The quandary is that if they both don’t talk, they might go free, if they both say the other one did it, they go to jail, but neither knows if their compatriot will talk! It is classic example of how two rational people might work against each other even if cooperation is an option. (Think of the predicament in Christopher Nolan’s Batman film, The Dark Knight: The Joker sets up a social experiment wherein the occupants of two ferries—one filled with prisoners and the other with everyday Gothamites—are told that they can either choose to blow up the other ferry or, if neither group decides to pull the trigger, The Joker will destroy both boats.)
The second puzzle is called the Tragedy of the Commons. In an 1968 article in Science magazine, an economist uses the example of a common grazing area for local farmers: every farmer could use the public area for their sheep, but if the farmers worked solely in their best interest, they would raise more sheep, leading to over-grazing and the eventual destruction of the established common area. This puzzle illustrates how access to a common asset might lead to consequences detrimental to the entire group.
Now, back to Selterman’s exercise. How do you think his students did? Despite knowing the rules of the game, only one class since 2008 ever received two points for every student. The rest of his classes had more than 10% of the students selecting the six points option, leading the entire class to get no extra credit at all. Tragedy!
I tried this in my own class this week. It is a small group of 18 first-generation college students who live in the same dorm. I believed that such a tight-knit community would certainly prove Selterman wrong by selecting the two-point option. But, alas, the commons fell yet again: seven of the 18 students chose the six-point option!

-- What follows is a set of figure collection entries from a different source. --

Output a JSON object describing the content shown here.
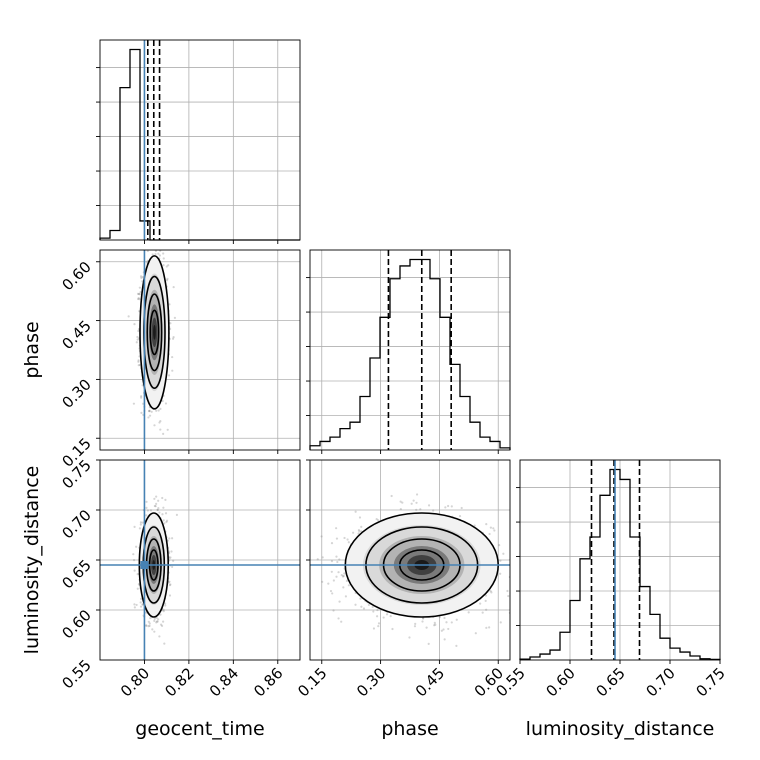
{
  "colors": {
    "truth": "#4682b4",
    "hist": "#000000",
    "grid": "#b0b0b0",
    "quantile": "#000000"
  },
  "chart_data": {
    "type": "corner",
    "title": "",
    "parameters": [
      "geocent_time",
      "phase",
      "luminosity_distance"
    ],
    "truths": {
      "geocent_time": 0.8,
      "luminosity_distance": 0.645
    },
    "grid": true,
    "panels": {
      "geocent_time": {
        "xlim": [
          0.78,
          0.87
        ],
        "xticks": [
          "0.80",
          "0.82",
          "0.84",
          "0.86"
        ],
        "quantiles": [
          0.8015,
          0.8042,
          0.8068
        ],
        "bin_start": 0.78,
        "bin_width": 0.0045,
        "counts": [
          1,
          5,
          80,
          100,
          10,
          0,
          0,
          0,
          0,
          0,
          0,
          0,
          0,
          0,
          0,
          0,
          0,
          0,
          0,
          0
        ]
      },
      "phase": {
        "xlim": [
          0.12,
          0.63
        ],
        "xticks": [
          "0.15",
          "0.30",
          "0.45",
          "0.60"
        ],
        "yticks": [
          "0.15",
          "0.30",
          "0.45",
          "0.60"
        ],
        "quantiles": [
          0.32,
          0.405,
          0.48
        ],
        "bin_start": 0.12,
        "bin_width": 0.0255,
        "counts": [
          2,
          4,
          6,
          10,
          13,
          25,
          43,
          62,
          80,
          86,
          89,
          89,
          80,
          62,
          40,
          25,
          13,
          6,
          4,
          1
        ]
      },
      "luminosity_distance": {
        "xlim": [
          0.55,
          0.75
        ],
        "xticks": [
          "0.55",
          "0.60",
          "0.65",
          "0.70",
          "0.75"
        ],
        "yticks": [
          "0.60",
          "0.65",
          "0.70",
          "0.75"
        ],
        "quantiles": [
          0.6215,
          0.644,
          0.6695
        ],
        "bin_start": 0.55,
        "bin_width": 0.01,
        "counts": [
          0.4,
          1.5,
          3,
          5,
          14,
          30,
          51,
          62,
          83,
          96,
          91,
          62,
          37,
          23,
          11,
          6,
          4,
          2,
          0.6,
          0.3
        ]
      }
    },
    "joint": {
      "geocent_time-phase": {
        "center": [
          0.8045,
          0.42
        ],
        "sigma": [
          0.0025,
          0.075
        ]
      },
      "geocent_time-luminosity_distance": {
        "center": [
          0.8042,
          0.645
        ],
        "sigma": [
          0.0025,
          0.02
        ]
      },
      "phase-luminosity_distance": {
        "center": [
          0.405,
          0.645
        ],
        "sigma": [
          0.075,
          0.02
        ]
      }
    }
  }
}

And so, you might ask yourself: Are we all inherently self-interested to the point of collective harm? Under what conditions are we willing to forgo individual gains for the greater good? When teaching Marxism and socialism I always contend that our everyday assumptions about preternatural greediness are a social construct, a product of being socialized in our capitalist system. Marx famously wrote in the “Economic and Philosophic Manuscripts of 1844” that we are not purely self-interested but are free, conscious producers. (After all, for millions of years and in a variety of cultures, the individual was group-oriented toward his or her clan or village.
Can you imagine how long a village member would last if he decided that he would hunt only for himself and not share with the group?) In kindergarten we learn to share our crayons and pencils, but by the time we take an Introduction to Sociology course we have been socialized to think that it’s better to go for the six points than to think of the welfare of the collective group! Why do we learn to care less for others?
If some prognosticators are accurate, and there are crises in climate change, droughts, and limited resources in the near future, what will people do? Would you be willing to reduce your water usage? Would you select the two points or six points? Furthermore, how do you suggest we reduce overconsumption of shared resources? Must we only appeal to individualized gains?
There has always proven to be that collective harm versus greater good factor within human nature. I believe this is a great sociologist lens to address and analyze the recent Californian drought. During a crisis like this I believe that it is imperative that the entire society must be knowledgable of the impact of environmental reflects on all people and not just the "greater" group of people. After all, this planet houses us all, regardless of status or wealth.
Posted by: Leahnes Rivera | October 17, 2015 at 08:50 PM
Wevare brain washed to be selfish. Which is not the way because if alot of us share with the right people you can become better in whatever it is we may be doing. I would select 6 points and provide water!